Tuesday, February 12, 2013

Samsung asks ITC to throw out Ericsson's standard-essential patents over FRAND abuse

Today a public redacted version of Samsung's January 31, 2013 answer to Ericsson's ITC complaint (seeking a ban against various Samsung products, including but not limited to a number of flagship Galaxy phones and tablets) appeared on the U.S. trade agency's electronic filing system. Considering that Samsung itself is aggressively asserting standard-essential patents (SEPs) against Apple in a variety of jurisdictions, I was really looking forward to how Samsung would defend itself against Ericsson's FRAND-pledged SEPs and I predicted that Apple would benefit from Samsung's need to make FRANDly arguments because Apple will be able to hold Samsung's own words against it.

Having read Samsung's response to the complaint, I'm not disappointed from my vantage point as a litigation watcher, and I guess Apple (which is awaiting a final ITC ruling on a Samsung complaint involving a couple of SEPs) isn't disappointed either.

While Samsung strives to make its FRAND arguments against Ericsson distinguishable from Apple's FRAND arguments against Samsung (without mentioning that case in any way), there's really just one factual difference: Ericsson and Samsung previously had two SEP license agreements in place, and Samsung alleges that "instead of proposing FRAND terms, Ericsson has demanded terms that were unreasonable and exorbitant in comparison to the previous agreements". In the Apple-Samsung case there's no formal license agreement that can be formally compared: Samsung simply never asserted its SEPs against Apple, a valued customer of components, until Apple started to enforce some of its non-standard-essential intellectual property against its vendor. It would be a bit aggressive to consider Samsung's previous non-assertion an implied license (given that Samsung, by virtue of its close relationship with Apple, knew all the time what Apple's products do) at a rate of zero. But comparisons between demands made in new negotiations and rates charged under old agreements are, at best, one way of assessing the FRANDliness of royalty demands. Samsung's 2.4% demand is clearly not FRAND and in all of the Apple-Samsung court documents I've read I can't remember having seen any indication of Samsung having received 2.4% from anyone for a license to (exclusively) its SEPs. So there's an alternative way to arrive at the conclusion that Samsung has failed to propose FRAND terms to Apple. And if we assume for the sake of the argument here that everything Samsung says about Ericsson's demands is right and that the same conclusion is reached with respect to Samsung's demands from Apple (with a different fact set and logic, of course, and consistent with the European Commission's Statement of Objections, a preliminary ruling that according to the Commission's summary found Apple to be a willing licensee and Samsung to have acted anticompetitively), it all comes down to what the ITC, or a court, should do. Samsung's brief is perfectly clear about that:

"47. Ericsson now seeks to exclude Samsung’s products from the United States, contrary to its earlier contractual obligations and promises. Ericsson's license demands and associated litigation tactics are in violation of its FRAND obligations. Ericsson is in breach of its obligations and promises and should be barred from seeking relief at the ITC or any other forum, for Samsung's alleged infringement of the purportedly standards-essential patents. This Investigation should therefore be terminated as to at least the '917, '506, '223, '215, '992, '359, and '556 patents, and Ericsson should be estopped from pursuing such claims against Samsung unless and until Ericsson complies with its FRAND obligations."
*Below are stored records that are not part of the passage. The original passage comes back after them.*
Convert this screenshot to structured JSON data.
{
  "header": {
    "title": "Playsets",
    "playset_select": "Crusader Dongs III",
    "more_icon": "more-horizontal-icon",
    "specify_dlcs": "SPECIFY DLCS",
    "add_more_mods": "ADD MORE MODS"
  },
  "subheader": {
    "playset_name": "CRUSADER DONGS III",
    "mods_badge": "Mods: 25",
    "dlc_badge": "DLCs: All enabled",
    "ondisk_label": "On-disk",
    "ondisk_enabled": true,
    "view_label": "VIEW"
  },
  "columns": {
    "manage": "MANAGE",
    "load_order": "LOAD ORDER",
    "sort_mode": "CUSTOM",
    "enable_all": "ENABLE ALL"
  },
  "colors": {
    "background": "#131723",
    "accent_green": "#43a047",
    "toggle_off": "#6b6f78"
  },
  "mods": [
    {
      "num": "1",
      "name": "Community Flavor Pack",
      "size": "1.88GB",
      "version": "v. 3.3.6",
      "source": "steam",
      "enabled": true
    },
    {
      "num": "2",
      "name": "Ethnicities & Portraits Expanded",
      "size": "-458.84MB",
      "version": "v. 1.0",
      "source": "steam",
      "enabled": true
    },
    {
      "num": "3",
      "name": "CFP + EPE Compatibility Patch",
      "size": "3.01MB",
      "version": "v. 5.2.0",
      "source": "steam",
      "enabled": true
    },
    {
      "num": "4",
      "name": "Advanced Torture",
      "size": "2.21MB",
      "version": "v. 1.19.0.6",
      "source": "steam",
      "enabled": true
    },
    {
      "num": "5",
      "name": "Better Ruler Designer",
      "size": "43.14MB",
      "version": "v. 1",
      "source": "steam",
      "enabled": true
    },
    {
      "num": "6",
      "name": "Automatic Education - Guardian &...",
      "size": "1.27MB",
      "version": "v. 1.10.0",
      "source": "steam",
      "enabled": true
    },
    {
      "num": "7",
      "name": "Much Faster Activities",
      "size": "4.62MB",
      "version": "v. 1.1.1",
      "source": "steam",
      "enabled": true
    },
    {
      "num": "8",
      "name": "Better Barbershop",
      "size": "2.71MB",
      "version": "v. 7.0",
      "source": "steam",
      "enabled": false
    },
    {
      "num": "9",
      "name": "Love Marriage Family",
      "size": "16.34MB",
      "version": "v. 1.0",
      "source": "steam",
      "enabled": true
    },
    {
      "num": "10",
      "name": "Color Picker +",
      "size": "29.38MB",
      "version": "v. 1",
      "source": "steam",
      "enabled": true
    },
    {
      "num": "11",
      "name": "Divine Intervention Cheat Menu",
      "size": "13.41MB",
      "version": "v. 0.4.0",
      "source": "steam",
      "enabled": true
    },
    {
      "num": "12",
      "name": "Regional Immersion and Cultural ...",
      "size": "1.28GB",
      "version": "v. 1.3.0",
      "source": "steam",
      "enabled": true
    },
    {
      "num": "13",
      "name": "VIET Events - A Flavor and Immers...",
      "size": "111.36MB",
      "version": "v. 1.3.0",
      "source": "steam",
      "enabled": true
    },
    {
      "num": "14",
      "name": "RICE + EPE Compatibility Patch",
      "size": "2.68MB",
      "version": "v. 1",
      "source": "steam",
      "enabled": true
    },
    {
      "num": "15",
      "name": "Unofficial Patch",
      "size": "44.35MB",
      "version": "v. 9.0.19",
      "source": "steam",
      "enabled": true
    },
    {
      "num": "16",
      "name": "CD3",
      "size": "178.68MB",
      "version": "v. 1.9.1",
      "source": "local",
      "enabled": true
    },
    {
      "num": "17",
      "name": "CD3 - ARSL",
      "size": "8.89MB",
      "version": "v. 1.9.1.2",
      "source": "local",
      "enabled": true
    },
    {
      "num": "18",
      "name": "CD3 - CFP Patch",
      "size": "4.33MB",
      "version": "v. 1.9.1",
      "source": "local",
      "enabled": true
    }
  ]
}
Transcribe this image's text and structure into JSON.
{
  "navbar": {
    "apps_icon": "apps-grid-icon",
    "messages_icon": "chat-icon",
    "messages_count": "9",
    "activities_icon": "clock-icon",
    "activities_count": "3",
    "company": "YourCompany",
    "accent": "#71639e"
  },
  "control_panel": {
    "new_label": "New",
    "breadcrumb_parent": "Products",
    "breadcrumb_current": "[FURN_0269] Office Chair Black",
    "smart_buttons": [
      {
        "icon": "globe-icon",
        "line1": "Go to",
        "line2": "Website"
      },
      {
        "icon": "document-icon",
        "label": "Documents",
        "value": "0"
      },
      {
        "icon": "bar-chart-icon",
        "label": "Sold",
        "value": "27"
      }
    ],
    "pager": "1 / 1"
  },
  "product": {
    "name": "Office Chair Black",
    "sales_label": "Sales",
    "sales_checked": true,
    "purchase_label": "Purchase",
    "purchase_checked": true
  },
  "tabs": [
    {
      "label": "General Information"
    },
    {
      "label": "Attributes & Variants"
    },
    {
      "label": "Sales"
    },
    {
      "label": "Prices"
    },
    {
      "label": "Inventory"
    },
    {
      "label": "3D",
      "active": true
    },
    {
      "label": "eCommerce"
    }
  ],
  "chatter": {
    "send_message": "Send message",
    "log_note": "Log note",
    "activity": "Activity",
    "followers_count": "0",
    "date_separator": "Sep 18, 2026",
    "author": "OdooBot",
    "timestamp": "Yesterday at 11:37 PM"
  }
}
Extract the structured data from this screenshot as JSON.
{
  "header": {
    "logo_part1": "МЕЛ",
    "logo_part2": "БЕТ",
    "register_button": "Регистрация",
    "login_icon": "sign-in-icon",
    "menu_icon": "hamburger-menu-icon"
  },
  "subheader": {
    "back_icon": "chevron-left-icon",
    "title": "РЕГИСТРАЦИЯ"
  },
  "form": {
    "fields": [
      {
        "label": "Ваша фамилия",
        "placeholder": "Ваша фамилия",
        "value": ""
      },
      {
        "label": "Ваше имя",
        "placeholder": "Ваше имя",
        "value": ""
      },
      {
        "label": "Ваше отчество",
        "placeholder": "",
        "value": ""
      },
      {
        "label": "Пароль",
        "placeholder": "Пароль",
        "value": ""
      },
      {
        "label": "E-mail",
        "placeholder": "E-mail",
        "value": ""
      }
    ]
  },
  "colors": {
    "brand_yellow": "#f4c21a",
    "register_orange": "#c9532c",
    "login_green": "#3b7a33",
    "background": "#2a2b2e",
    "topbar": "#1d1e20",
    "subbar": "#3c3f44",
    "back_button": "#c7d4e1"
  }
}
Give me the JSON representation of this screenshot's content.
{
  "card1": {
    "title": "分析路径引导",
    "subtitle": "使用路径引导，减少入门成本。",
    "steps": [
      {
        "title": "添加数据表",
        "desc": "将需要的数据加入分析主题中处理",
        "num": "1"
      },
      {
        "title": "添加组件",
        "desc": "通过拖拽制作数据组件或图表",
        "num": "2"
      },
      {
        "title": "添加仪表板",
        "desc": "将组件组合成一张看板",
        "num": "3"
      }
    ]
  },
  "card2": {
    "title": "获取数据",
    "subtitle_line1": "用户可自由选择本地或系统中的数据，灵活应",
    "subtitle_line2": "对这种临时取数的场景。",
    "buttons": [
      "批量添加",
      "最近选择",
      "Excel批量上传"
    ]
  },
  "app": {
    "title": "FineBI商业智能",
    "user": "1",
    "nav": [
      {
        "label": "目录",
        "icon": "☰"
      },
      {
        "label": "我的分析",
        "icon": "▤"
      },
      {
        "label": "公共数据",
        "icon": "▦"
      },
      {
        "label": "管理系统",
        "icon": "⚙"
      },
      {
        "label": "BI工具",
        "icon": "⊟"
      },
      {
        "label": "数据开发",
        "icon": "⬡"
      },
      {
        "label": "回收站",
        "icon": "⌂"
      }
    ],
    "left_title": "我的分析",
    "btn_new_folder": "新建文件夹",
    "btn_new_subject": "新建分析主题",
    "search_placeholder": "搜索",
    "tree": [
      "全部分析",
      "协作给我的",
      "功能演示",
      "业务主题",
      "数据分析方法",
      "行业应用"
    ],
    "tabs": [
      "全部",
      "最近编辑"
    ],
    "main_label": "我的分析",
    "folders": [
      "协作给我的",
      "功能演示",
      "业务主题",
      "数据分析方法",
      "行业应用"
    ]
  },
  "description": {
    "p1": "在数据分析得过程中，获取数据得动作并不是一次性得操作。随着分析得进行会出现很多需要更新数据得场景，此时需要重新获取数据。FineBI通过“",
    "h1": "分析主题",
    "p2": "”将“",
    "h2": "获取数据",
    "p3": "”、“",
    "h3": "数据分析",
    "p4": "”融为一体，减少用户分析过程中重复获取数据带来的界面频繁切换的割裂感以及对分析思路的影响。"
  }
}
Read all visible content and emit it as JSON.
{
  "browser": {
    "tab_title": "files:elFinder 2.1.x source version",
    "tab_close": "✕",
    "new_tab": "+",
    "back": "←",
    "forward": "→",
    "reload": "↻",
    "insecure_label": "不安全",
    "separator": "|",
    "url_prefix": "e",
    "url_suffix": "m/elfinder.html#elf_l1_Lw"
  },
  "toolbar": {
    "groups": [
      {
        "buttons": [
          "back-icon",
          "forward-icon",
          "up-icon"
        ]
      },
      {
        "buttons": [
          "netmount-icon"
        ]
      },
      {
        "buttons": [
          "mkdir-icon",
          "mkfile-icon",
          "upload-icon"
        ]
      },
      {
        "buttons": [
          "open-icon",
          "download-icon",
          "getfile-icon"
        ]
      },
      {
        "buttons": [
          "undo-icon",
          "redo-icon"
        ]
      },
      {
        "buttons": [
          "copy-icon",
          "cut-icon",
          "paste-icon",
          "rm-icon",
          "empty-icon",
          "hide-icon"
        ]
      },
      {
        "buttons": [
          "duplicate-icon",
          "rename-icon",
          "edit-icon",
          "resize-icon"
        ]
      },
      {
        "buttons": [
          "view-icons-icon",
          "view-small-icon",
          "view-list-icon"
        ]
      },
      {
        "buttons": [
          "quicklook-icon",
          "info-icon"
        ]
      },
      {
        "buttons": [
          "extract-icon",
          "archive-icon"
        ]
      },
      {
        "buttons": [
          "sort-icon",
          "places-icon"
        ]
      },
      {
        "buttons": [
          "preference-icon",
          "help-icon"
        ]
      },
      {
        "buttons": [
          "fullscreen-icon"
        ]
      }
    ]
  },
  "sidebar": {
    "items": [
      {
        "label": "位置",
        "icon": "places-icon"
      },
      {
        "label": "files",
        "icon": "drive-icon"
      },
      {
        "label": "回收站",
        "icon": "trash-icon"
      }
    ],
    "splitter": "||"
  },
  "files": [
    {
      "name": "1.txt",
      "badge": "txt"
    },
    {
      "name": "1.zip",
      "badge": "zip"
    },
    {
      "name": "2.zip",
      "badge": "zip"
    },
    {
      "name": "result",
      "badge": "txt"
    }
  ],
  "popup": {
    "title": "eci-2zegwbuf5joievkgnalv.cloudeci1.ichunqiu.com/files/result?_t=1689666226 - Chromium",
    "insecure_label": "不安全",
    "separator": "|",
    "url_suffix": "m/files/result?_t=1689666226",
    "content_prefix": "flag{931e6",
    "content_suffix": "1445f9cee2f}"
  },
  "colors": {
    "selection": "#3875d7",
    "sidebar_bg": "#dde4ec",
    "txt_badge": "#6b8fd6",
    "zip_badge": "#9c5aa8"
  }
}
Note the words "should therefore be terminated". This is not just a defense with a view to the final ruling: it's a motion to dismiss those FRAND-pledged patents at the earliest opportunity.

Last month Apple called on Samsung (in a filing with the ITC in the investigation mentioned in the second paragraph of this post) to withdraw its requests for U.S. sales and import bans based on SEPs. Samsung's position that Ericsson "should be barred from seeking relief at the ITC or any other forum" (it does not limit this to injunctive relief, which is all the ITC can order but not the entirety of what other fora, such as district courts, can provide) goes beyond what Apple demanded.

In many other respects, Samsung's FRAND arguments mirror Apple's. For example, Samsung stresses that it "relied on Ericsson's representations that it would license on FRAND terms in making continued investments in the products and technologies". Apple, too, relied on Samsung's and other patent holders' FRAND declarations when it implemented cellular telecommunication standards.

Samsung's brief also talks at length about ETSI and other standard-setting organizations' IPR policies. I'll quote just one particularly important sentence from the related passage:

"Like other SSOs, ETSI, IEEE, and 3GPP have developed IPR Policies designed to ensure that investment in standard-setting and standard-compliant equipment is not wasted as a result of essential IPR being unavailable or only available under unreasonable and/or discriminatory licensing terms."

Apple won't claim a patent on this kind of argument. And there would be prior art, even from Samsung (from its earlier disputes with Ericsson and InterDigital). But Apple will be happy to see Samsung tell this to the ITC while the ITC is working on a decision on Samsung's request for a U.S. import ban against the iPhone and the iPad.